Há consultas marcadas sem passar por sistema de triagem, admitiu neuropediatra
Questionada pela deputada do PS Ana Abrunhosa, a médica Ana Sofia Moreira Sá admitiu que os médicos do Santa Maria marcam consultas aos doentes que solicitam uma consulta, algo que, reconheceu, “não devia acontecer”. “Do ponto de vista teórico, não devia nunca acontecer. O pedido [de marcação de consulta] pode vir tanto do presidente do conselho de administração como do neto da empregada doméstica de qualquer um de nós, faz parte do mundo real. Podemos, nessas situações, marcar essas consultas, mas podemos marcar consultas a doentes que pedem consultas por email”, disse a médica, acrescentando: “Marcamos consultas a todos os doentes que nos pedem consultas. Temos a porta aberta.”

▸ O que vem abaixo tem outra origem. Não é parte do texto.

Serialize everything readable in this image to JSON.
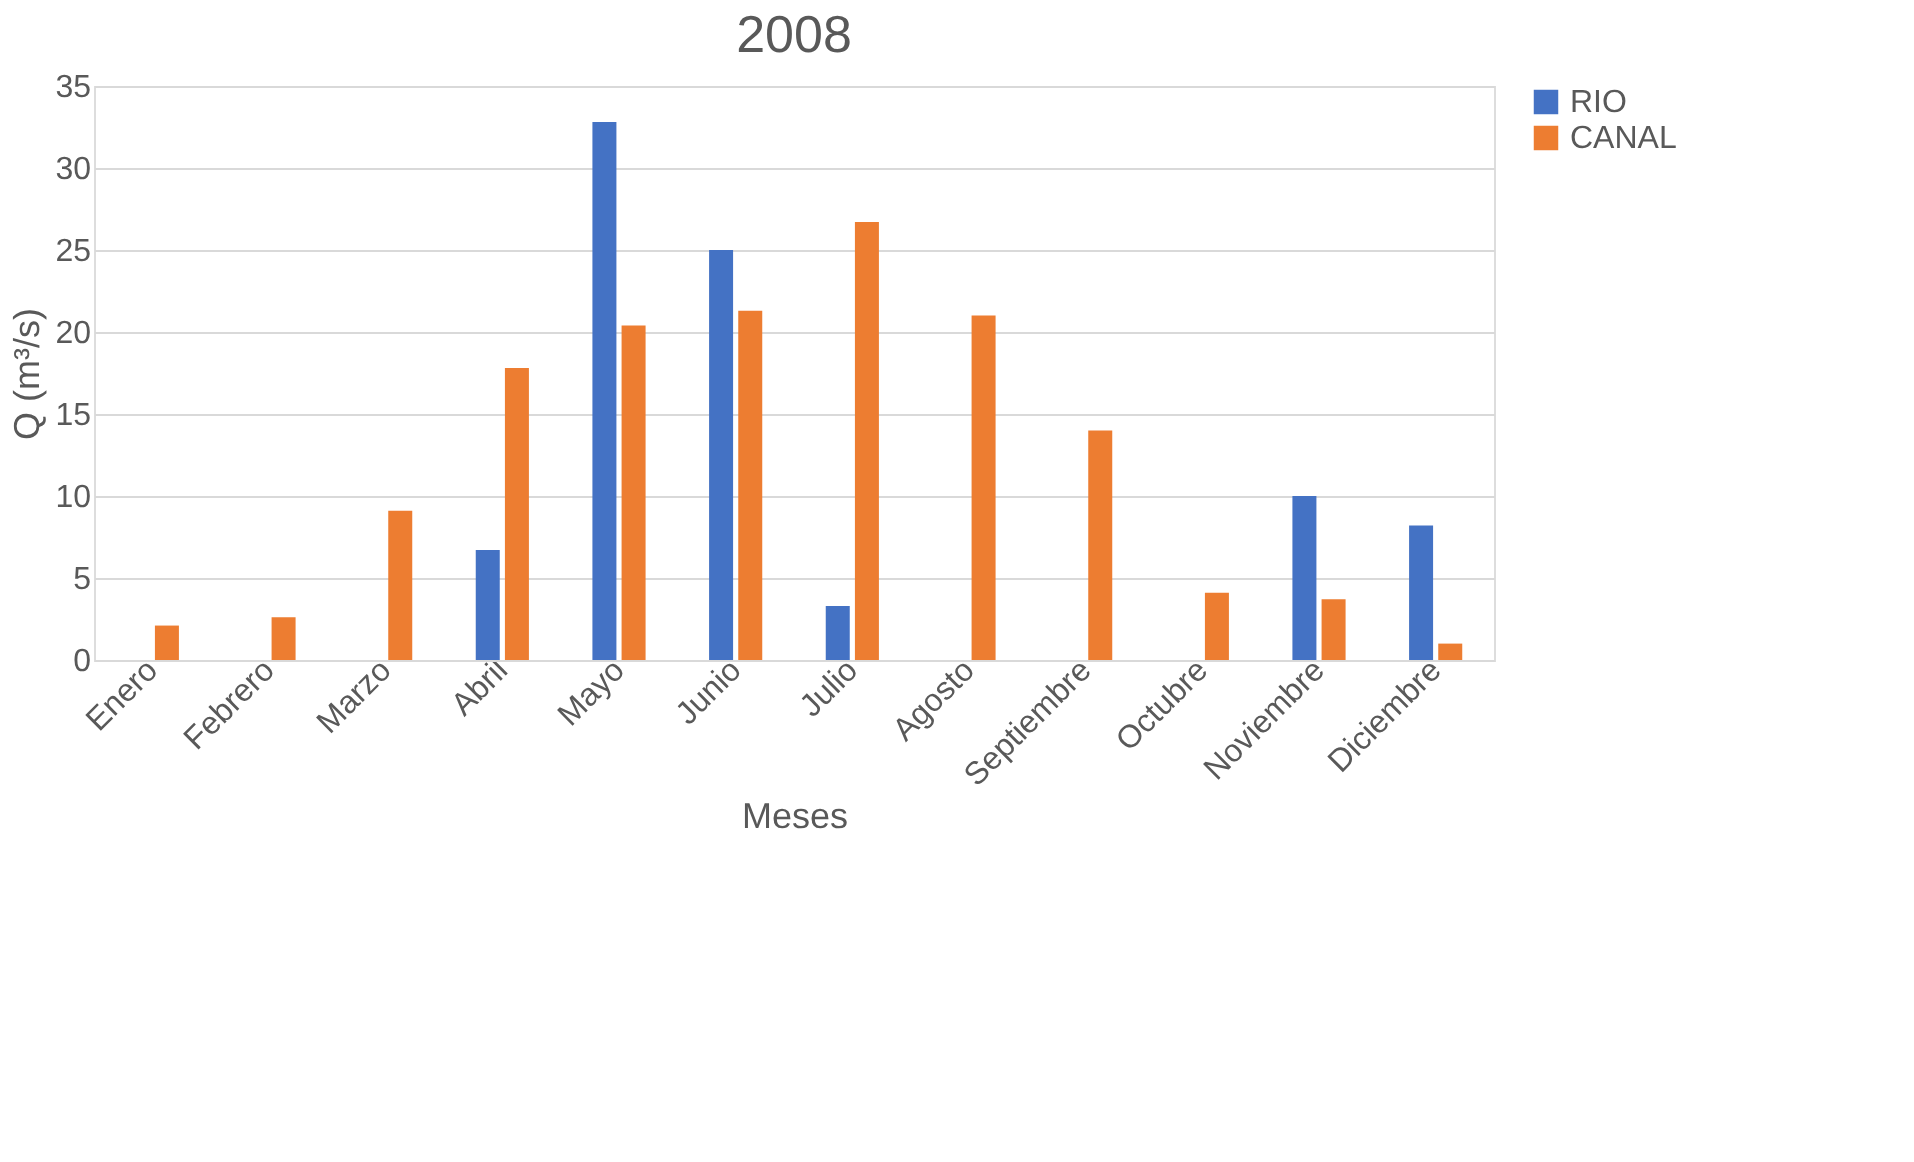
{
  "chart_data": {
    "type": "bar",
    "title": "2008",
    "xlabel": "Meses",
    "ylabel": "Q (m³/s)",
    "categories": [
      "Enero",
      "Febrero",
      "Marzo",
      "Abril",
      "Mayo",
      "Junio",
      "Julio",
      "Agosto",
      "Septiembre",
      "Octubre",
      "Noviembre",
      "Diciembre"
    ],
    "series": [
      {
        "name": "RIO",
        "color": "#4472c4",
        "values": [
          null,
          null,
          null,
          6.7,
          32.8,
          25,
          3.3,
          null,
          null,
          null,
          10,
          8.2
        ]
      },
      {
        "name": "CANAL",
        "color": "#ed7d31",
        "values": [
          2.1,
          2.6,
          9.1,
          17.8,
          20.4,
          21.3,
          26.7,
          21,
          14,
          4.1,
          3.7,
          1
        ]
      }
    ],
    "ylim": [
      0,
      35
    ],
    "yticks": [
      0,
      5,
      10,
      15,
      20,
      25,
      30,
      35
    ],
    "grid": "y",
    "legend": "right"
  }
}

Questionada por Ana Abrunhosa sobre se, nesse caso do serviço de Neuropediatria do Santa Maria, se pode considerar que não há lista de espera, a médica respondeu que não ultrapassa os três meses. “Tentamos que a lista de espera seja rápida, não ultrapassa os três meses”, disse médica. Ana Sofia Moreira Sá garantiu, no entanto, que as pessoas que acedem a consultas a pedido “não passam à frente” se não for uma situação urgente. “Se não é uma situação urgente, é marcada dentro das listas que existem. Posso assegurar que não vão tirar o lugar a alguém que precise de uma consulta mais urgente. Aceitamos a marcação de acordo com a prioridade”, disse.
Questionada pela deputada da Iniciativa Liberal Joana Cordeiro sobre a marcação de consultas fora do circuito estabelecido e através de pedido direto dos doentes, a médica Ana Sofia Moreira Sá explicou que os médicos são sensíveis ao facto de muitos dos doentes não terem médico de família — o que dificulta a referenciação.

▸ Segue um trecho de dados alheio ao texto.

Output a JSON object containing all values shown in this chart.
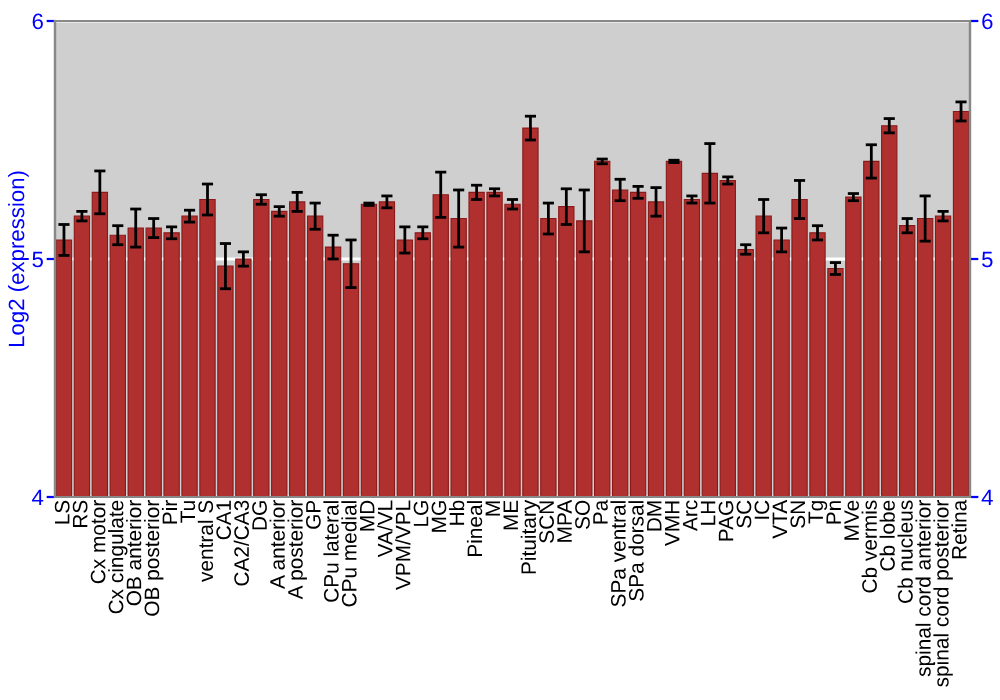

“Se houver um doente urgente dos processos normais, esse doente é visto primeiro. [Marcar diretamente] não representa colocar outro doente urgente para trás. Há doentes que não têm médico de família e, portanto, não têm a quem pedir a marcação da consulta“, sendo os médicos hospitalares sensíveis a esse facto, disse a neuropediatra. A médica sublinhou que, “mesmo quando são aceites estes pedidos de consulta, não há outros doentes que fiquem por ver”. “E se houver outros doentes mais urgentes que não têm a dita cunha, esses são vistos primeiro. Isto são situações pontuais”, garantiu.

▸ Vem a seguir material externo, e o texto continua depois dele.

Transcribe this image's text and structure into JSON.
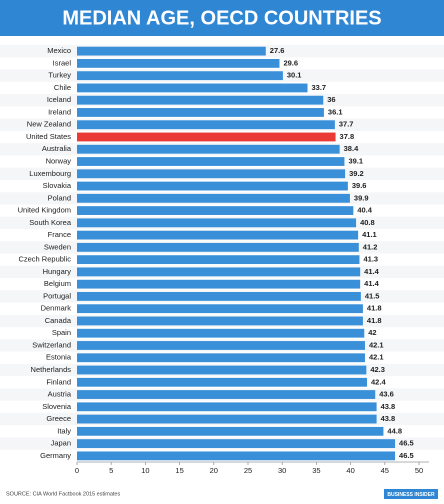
{
  "chart_data": {
    "type": "hbar",
    "title": "MEDIAN AGE, OECD COUNTRIES",
    "categories": [
      "Mexico",
      "Israel",
      "Turkey",
      "Chile",
      "Iceland",
      "Ireland",
      "New Zealand",
      "United States",
      "Australia",
      "Norway",
      "Luxembourg",
      "Slovakia",
      "Poland",
      "United Kingdom",
      "South Korea",
      "France",
      "Sweden",
      "Czech Republic",
      "Hungary",
      "Belgium",
      "Portugal",
      "Denmark",
      "Canada",
      "Spain",
      "Switzerland",
      "Estonia",
      "Netherlands",
      "Finland",
      "Austria",
      "Slovenia",
      "Greece",
      "Italy",
      "Japan",
      "Germany"
    ],
    "values": [
      27.6,
      29.6,
      30.1,
      33.7,
      36,
      36.1,
      37.7,
      37.8,
      38.4,
      39.1,
      39.2,
      39.6,
      39.9,
      40.4,
      40.8,
      41.1,
      41.2,
      41.3,
      41.4,
      41.4,
      41.5,
      41.8,
      41.8,
      42,
      42.1,
      42.1,
      42.3,
      42.4,
      43.6,
      43.8,
      43.8,
      44.8,
      46.5,
      46.5
    ],
    "colors": [
      "#3a8fd9",
      "#3a8fd9",
      "#3a8fd9",
      "#3a8fd9",
      "#3a8fd9",
      "#3a8fd9",
      "#3a8fd9",
      "#ea3a36",
      "#3a8fd9",
      "#3a8fd9",
      "#3a8fd9",
      "#3a8fd9",
      "#3a8fd9",
      "#3a8fd9",
      "#3a8fd9",
      "#3a8fd9",
      "#3a8fd9",
      "#3a8fd9",
      "#3a8fd9",
      "#3a8fd9",
      "#3a8fd9",
      "#3a8fd9",
      "#3a8fd9",
      "#3a8fd9",
      "#3a8fd9",
      "#3a8fd9",
      "#3a8fd9",
      "#3a8fd9",
      "#3a8fd9",
      "#3a8fd9",
      "#3a8fd9",
      "#3a8fd9",
      "#3a8fd9",
      "#3a8fd9"
    ],
    "xlim": [
      0,
      50
    ],
    "xticks": [
      0,
      5,
      10,
      15,
      20,
      25,
      30,
      35,
      40,
      45,
      50
    ],
    "source": "SOURCE: CIA World Factbook 2015 estimates",
    "brand": "BUSINESS INSIDER"
  }
}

“Temos doentes imigrantes sem residência que vêm para cá para procurar tratamentos médicos”
Questionada pelos deputados sobre as razões pelas quais assinou e ajudou a redigir a carta enviada por um grupo de médicos, em 2019, ao então presidente do Conselho de Administração, alertando para o caso das gémeas e para o acesso ao SNS de pessoas não residentes, Ana Sofia Moreira Sá explicou que, à época (e tal como hoje), o SNS já se deparava com o fenómeno designado por ‘turismo de saúde’.
“Temos doentes imigrantes sem residência que vêm para cá para procurar tratamentos médicos”, vincou. “Como médicos, não podemos negar o tratamento, mas percebemos que do ponto de vista social e económico ia ser um problema”, disse a médica. “Apoiei a carta, porque o que se colocou com estas doentes era algo que percebíamos que se ia colocar novamente. E hoje vivemos a braços com questões destas diariamente, ou seja, doentes que, não sendo residentes em Portugal, procuram o SNS por vias que nos parecem menos oficiais e quisemos chamar a atenção para isso”, sublinhou a neuropediatra, acrescentando que os médicos quiserem alertar na altura que, se fosse aberta uma exceção, surgiriam outras.